What happened
On July 15, 2026, Prime Minister Anthony Albanese announced the establishment of a new Office of AI within the Department of the Prime Minister and Cabinet, effective that day, reversing Australia's prior light-touch/hands-off approach to AI regulation. The Office will coordinate AI policy across government (analogous to Australia's coordinated frameworks for civil aviation and genetics) and lead design of new mandatory national 'Australian AI Standards' — described by the government as bringing economic, social, national-security, and environmental dimensions of AI into a single framework for the first time globally. The Standards will include obligations on large AI data centre operators (e.g., underwriting energy generation, paying for additional water use) building on data-centre expectations first announced March 2026, plus coverage of education/training, workplace rights, and productivity.
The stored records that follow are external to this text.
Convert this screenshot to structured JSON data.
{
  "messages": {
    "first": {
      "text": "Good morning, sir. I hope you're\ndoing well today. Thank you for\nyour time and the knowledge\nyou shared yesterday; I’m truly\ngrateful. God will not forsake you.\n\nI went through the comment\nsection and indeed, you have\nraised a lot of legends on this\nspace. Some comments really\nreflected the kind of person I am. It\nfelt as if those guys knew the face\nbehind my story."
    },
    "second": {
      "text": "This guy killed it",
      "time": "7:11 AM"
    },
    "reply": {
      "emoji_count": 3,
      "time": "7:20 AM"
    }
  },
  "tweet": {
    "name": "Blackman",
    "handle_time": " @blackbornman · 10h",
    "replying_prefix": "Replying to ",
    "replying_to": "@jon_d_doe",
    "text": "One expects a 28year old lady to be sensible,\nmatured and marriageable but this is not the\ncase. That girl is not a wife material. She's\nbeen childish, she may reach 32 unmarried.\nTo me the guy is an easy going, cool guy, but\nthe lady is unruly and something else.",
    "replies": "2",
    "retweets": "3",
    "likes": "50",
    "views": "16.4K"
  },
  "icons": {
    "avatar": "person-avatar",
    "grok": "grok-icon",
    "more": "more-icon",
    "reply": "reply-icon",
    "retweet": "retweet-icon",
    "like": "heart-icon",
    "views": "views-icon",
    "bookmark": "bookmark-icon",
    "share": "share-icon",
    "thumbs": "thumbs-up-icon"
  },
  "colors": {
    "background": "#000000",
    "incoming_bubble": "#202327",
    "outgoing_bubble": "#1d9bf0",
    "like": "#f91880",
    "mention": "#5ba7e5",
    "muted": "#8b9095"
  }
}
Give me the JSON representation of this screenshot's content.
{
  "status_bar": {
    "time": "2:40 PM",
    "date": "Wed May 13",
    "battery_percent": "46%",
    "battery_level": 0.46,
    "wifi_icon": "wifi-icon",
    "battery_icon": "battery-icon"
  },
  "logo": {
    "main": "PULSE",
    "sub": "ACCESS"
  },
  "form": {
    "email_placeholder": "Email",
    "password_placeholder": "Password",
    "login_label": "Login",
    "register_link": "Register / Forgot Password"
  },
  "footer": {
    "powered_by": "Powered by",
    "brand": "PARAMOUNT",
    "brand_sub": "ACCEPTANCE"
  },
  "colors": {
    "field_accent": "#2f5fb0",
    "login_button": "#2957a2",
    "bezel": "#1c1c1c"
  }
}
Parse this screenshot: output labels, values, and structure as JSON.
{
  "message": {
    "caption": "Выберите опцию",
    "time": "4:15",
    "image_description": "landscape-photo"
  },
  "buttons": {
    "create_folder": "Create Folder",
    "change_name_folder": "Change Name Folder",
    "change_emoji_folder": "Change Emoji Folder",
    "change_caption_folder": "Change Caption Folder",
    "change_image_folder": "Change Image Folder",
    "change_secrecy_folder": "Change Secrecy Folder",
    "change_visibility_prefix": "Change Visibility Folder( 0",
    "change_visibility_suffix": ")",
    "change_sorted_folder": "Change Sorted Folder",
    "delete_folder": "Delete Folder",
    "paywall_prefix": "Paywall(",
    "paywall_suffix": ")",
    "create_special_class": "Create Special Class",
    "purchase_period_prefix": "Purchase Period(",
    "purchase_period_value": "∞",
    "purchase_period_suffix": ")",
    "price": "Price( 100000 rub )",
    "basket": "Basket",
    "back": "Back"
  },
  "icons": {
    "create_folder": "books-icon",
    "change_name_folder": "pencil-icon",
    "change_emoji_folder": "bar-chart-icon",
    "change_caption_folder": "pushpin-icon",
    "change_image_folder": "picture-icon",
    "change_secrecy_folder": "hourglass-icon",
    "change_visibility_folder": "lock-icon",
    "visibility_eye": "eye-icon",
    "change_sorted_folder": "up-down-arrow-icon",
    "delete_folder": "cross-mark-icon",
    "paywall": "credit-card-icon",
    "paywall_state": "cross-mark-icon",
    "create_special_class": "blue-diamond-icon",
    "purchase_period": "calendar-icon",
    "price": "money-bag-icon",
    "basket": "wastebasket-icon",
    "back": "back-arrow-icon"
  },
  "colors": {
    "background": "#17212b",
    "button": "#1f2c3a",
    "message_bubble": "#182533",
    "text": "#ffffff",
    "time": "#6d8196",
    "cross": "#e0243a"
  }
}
Legislation for the Standards is expected in 2027; the Office itself is operational now.
Why it matters
This marks a policy reversal from Australia's previous non-regulatory stance and creates a new central coordinating authority with a mandate to set binding national AI standards — including data-centre energy/water obligations directly affecting AI infrastructure buildout. Frontier labs and data-centre operators investing in Australia now face a live institutional counterpart and a forthcoming binding standards regime, not merely voluntary guidance.
Action needed
AI developers, deployers, and data-centre operators with Australian operations should monitor the Office of AI's standard-setting process, track the 2027 legislative timeline for the national AI Standards, and begin assessing exposure under the flagged data-centre energy/water underwriting obligations.